Stark announced her retirement a couple of times, but always returned to performing. She appeared with various circuses through the 1930s. She worked as a stunt double in the lion-taming scenes for Mae West in the 1933 film I'm No Angel, which West wrote, possibly inspired by Stark's career. Hollywood work introduced Stark to Louis Goebel's Jungleland, a Thousand Oaks, California, facility that housed trained animals for movies. It later became a theme park, and Mabel Stark went to work there in 1938, eventually on a permanent basis. During her 30 years at Jungleland, she also found time to take her tiger act on the road to Europe and Japan. And she got married for the last time. Her fourth (or possibly fifth) husband was menagerie keeper Ed Trees, who died in 1953.
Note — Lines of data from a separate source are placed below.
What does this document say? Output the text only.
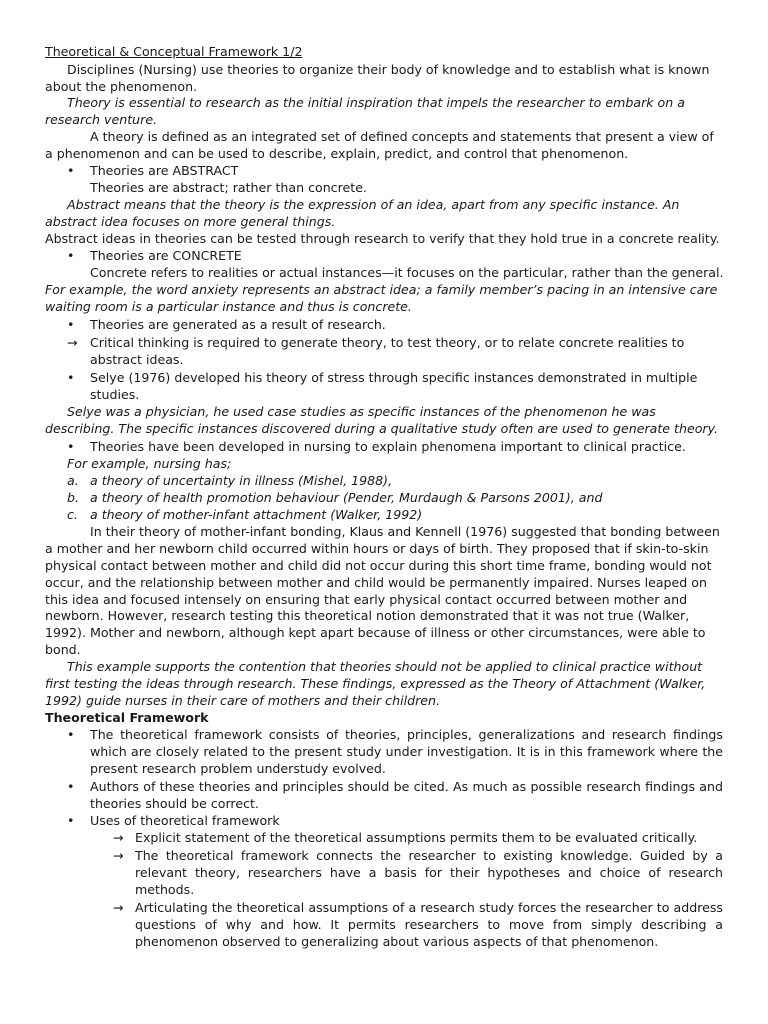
Theoretical & Conceptual Framework 1/2
Disciplines (Nursing) use theories to organize their body of knowledge and to establish what is known
about the phenomenon.
Theory is essential to research as the initial inspiration that impels the researcher to embark on a
research venture.
A theory is defined as an integrated set of defined concepts and statements that present a view of
a phenomenon and can be used to describe, explain, predict, and control that phenomenon.
• Theories are ABSTRACT
Theories are abstract; rather than concrete.
Abstract means that the theory is the expression of an idea, apart from any specific instance. An
abstract idea focuses on more general things.
Abstract ideas in theories can be tested through research to verify that they hold true in a concrete reality.
• Theories are CONCRETE
Concrete refers to realities or actual instances—it focuses on the particular, rather than the general.
For example, the word anxiety represents an abstract idea; a family member’s pacing in an intensive care
waiting room is a particular instance and thus is concrete.
• Theories are generated as a result of research.
→ Critical thinking is required to generate theory, to test theory, or to relate concrete realities to
abstract ideas.
• Selye (1976) developed his theory of stress through specific instances demonstrated in multiple
studies.
Selye was a physician, he used case studies as specific instances of the phenomenon he was
describing. The specific instances discovered during a qualitative study often are used to generate theory.
• Theories have been developed in nursing to explain phenomena important to clinical practice.
For example, nursing has;
a. a theory of uncertainty in illness (Mishel, 1988),
b. a theory of health promotion behaviour (Pender, Murdaugh & Parsons 2001), and
c. a theory of mother-infant attachment (Walker, 1992)
In their theory of mother-infant bonding, Klaus and Kennell (1976) suggested that bonding between
a mother and her newborn child occurred within hours or days of birth. They proposed that if skin-to-skin
physical contact between mother and child did not occur during this short time frame, bonding would not
occur, and the relationship between mother and child would be permanently impaired. Nurses leaped on
this idea and focused intensely on ensuring that early physical contact occurred between mother and
newborn. However, research testing this theoretical notion demonstrated that it was not true (Walker,
1992). Mother and newborn, although kept apart because of illness or other circumstances, were able to
bond.
This example supports the contention that theories should not be applied to clinical practice without
first testing the ideas through research. These findings, expressed as the Theory of Attachment (Walker,
1992) guide nurses in their care of mothers and their children.
Theoretical Framework
• The theoretical framework consists of theories, principles, generalizations and research findings
which are closely related to the present study under investigation. It is in this framework where the
present research problem understudy evolved.
• Authors of these theories and principles should be cited. As much as possible research findings and
theories should be correct.
• Uses of theoretical framework
→ Explicit statement of the theoretical assumptions permits them to be evaluated critically.
→ The theoretical framework connects the researcher to existing knowledge. Guided by a
relevant theory, researchers have a basis for their hypotheses and choice of research
methods.
→ Articulating the theoretical assumptions of a research study forces the researcher to address
questions of why and how. It permits researchers to move from simply describing a
phenomenon observed to generalizing about various aspects of that phenomenon.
Jungleland was bought and sold several times during Stark's tenure, and the park declined financially through the 1960s (it was finally dismantled in 1969). The new owner in 1968 did not like Stark, and fired her. The 79-year-old tiger tamer did not want to retire. The loss of her job, combined with an incident in which one of her tigers escaped and was killed, sent her into despair. Mabel Stark took an overdose of barbiturates, and was found dead by her housekeeper on April 20, 1968. According to her 1938 autobiography Hold That Tiger, Stark would have preferred to die at the hands of a tiger than by any other means, but it was not to be. She had already survived that fate.